Na sequência, o desembargador Fábio Tabosa analisou aspectos processuais da litigância predatória, bem como seus impactos e possíveis soluções, ponderando que em muitos casos é difícil achar soluções padronizadas, em razão da diversidade e das nuances relacionadas a cada hipótese. Ele ponderou que, embora na maioria dos casos a litigância predatória seja caracterizada pela existência de litígios de massa, que são os casos de maior gravidade, há a litigância predatória “diluída”, que muitas vezes se vale dos mesmos expedientes daquela de larga escala e geralmente pode ser enfrentada com os mesmos instrumentos. Apontou também aspectos que podem identificar esse tipo de litigância, como o pedido de gratuidade indiscriminado, indevido ou não justificado, conjugado a outros, relacionados à conduta do advogado no momento pré-processual, captação da clientela, formação do grupo de litigantes, maneira de ajuizamento e outros procedimentos ao longo do litígio.

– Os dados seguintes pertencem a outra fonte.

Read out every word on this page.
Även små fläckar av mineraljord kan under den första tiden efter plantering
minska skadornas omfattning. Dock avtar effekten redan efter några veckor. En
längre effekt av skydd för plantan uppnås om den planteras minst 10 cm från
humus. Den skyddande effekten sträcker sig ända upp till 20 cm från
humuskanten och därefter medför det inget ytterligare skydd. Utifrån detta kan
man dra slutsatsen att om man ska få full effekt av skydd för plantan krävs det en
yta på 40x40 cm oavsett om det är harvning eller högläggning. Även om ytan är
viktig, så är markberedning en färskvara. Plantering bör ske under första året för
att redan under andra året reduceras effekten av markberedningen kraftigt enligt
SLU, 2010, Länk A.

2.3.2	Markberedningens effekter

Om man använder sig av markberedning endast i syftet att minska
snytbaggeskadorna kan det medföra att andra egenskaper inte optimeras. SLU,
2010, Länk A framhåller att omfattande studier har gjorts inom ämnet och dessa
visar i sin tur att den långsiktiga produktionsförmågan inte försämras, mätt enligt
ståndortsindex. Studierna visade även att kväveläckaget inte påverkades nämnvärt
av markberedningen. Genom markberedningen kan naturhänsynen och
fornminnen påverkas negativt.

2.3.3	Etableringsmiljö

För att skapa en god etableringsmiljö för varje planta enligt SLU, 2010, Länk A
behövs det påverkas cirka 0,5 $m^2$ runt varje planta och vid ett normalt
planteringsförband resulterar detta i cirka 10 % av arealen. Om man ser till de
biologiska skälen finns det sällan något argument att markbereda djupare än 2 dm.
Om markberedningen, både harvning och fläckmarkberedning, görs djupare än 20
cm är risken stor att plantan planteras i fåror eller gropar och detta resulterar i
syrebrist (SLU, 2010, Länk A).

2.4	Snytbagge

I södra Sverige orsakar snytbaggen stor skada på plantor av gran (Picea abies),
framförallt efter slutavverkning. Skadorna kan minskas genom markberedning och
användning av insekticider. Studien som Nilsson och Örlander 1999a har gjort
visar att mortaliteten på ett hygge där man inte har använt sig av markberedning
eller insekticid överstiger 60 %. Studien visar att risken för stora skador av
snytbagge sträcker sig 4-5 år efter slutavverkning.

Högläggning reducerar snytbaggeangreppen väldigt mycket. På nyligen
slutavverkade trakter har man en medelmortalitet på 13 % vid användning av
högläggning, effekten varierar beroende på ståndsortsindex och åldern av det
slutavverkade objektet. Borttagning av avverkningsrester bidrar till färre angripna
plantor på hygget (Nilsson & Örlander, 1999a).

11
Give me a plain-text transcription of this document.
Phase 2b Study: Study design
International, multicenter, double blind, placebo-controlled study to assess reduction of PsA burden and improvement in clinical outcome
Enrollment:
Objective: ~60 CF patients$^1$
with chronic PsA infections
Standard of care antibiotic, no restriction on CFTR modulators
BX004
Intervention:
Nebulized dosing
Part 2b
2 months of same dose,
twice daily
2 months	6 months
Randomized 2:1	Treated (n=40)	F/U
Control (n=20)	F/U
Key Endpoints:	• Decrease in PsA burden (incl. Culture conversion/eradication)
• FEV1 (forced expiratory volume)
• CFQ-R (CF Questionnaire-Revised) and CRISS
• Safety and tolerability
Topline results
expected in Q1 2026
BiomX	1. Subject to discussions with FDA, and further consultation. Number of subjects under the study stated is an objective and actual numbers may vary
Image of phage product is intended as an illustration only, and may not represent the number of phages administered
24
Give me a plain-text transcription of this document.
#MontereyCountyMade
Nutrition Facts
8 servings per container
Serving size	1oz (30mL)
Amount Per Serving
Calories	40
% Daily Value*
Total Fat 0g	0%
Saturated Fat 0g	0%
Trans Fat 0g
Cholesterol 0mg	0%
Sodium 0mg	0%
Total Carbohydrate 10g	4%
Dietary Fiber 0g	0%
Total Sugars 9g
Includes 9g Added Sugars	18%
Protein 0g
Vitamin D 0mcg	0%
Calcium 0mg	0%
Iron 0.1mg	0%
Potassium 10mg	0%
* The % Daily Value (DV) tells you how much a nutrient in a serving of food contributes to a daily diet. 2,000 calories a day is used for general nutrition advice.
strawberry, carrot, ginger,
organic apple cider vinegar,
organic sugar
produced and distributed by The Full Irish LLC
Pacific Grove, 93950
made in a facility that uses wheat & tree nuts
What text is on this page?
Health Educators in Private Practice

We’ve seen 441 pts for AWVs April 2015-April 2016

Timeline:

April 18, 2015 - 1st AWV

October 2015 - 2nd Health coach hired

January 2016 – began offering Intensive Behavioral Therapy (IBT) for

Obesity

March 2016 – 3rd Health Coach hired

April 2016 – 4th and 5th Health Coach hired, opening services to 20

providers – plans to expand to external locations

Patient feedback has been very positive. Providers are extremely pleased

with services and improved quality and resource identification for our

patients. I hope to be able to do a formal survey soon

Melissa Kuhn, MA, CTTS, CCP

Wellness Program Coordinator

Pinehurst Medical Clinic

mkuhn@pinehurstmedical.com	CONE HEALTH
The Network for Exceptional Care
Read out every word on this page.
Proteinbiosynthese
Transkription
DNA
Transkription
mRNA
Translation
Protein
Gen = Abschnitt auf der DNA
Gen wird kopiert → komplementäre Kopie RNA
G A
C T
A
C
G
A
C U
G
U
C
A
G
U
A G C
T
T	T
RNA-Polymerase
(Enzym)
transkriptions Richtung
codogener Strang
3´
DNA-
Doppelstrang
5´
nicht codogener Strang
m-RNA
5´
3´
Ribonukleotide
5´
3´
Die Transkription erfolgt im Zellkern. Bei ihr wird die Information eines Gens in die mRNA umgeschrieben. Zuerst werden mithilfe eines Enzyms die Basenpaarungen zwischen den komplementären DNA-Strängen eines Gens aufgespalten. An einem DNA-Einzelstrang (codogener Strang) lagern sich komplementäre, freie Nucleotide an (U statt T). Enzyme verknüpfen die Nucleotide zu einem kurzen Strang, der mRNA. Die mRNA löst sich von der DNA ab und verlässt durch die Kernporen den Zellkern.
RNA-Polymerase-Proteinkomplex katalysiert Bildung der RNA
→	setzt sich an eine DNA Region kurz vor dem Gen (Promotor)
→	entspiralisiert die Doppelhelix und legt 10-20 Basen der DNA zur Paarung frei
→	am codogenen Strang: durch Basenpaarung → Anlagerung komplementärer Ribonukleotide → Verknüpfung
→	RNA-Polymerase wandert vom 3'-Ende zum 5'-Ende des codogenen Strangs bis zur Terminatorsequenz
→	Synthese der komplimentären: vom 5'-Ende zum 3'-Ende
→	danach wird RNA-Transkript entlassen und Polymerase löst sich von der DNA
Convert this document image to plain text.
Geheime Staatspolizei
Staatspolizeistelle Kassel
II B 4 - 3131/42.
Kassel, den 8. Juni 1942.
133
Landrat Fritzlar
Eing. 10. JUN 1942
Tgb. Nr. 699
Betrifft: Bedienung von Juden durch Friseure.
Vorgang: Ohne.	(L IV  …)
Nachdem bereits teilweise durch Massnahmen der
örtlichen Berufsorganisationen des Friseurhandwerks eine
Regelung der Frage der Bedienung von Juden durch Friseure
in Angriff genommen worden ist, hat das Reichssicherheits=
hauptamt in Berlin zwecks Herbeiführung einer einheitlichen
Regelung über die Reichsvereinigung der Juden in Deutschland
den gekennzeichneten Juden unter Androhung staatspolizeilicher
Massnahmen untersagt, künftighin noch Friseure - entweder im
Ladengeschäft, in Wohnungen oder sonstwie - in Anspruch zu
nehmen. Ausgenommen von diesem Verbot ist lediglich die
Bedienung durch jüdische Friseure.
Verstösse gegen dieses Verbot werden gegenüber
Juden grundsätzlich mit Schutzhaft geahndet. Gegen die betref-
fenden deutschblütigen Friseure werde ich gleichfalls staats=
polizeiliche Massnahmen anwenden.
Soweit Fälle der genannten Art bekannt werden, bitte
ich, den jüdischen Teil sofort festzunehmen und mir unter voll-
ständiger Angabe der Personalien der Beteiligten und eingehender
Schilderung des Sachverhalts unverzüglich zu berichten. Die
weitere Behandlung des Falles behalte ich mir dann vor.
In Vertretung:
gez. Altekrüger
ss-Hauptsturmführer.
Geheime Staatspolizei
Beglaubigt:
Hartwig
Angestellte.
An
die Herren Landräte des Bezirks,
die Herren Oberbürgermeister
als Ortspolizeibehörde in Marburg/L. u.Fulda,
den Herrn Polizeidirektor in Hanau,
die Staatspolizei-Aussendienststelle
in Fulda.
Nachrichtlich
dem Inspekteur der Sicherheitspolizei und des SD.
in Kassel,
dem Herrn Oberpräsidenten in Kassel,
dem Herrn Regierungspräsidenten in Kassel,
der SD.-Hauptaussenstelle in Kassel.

Ele lembrou que a litigância predatória é uma tentativa de manipulação ou utilização distorcida dos serviços judiciários para a obtenção de um ganho sem causa e enfatizou a importância da monitoração das demandas para identificar atuações suspeitas ou atípicas e possibilitar uma investigação mais aprofundada. Ele destacou a relevância de núcleos como o Numopede, diante da impossibilidade de realização desse controle por parte dos juízes individualmente, e a importância da atenção dos magistrados às divulgações e orientações do núcleo, para a conscientização e sugestão de abordagens do problema. Por fim, elencou medidas aplicáveis pelo magistrado quando há indícios de litigância predatória, como a exigência de reconhecimento de firma, de certificado digital para procurações assinadas eletronicamente, comparecimento da parte ou outras diligências para comprovar a sua existência ou a intenção de litigar; a declinação da competência, quando o foro não tem vinculação com os elementos da causa; e o reconhecimento da tentativa de sonegação de informações, além do uso de dispositivos previstos no Código de Processo Civil.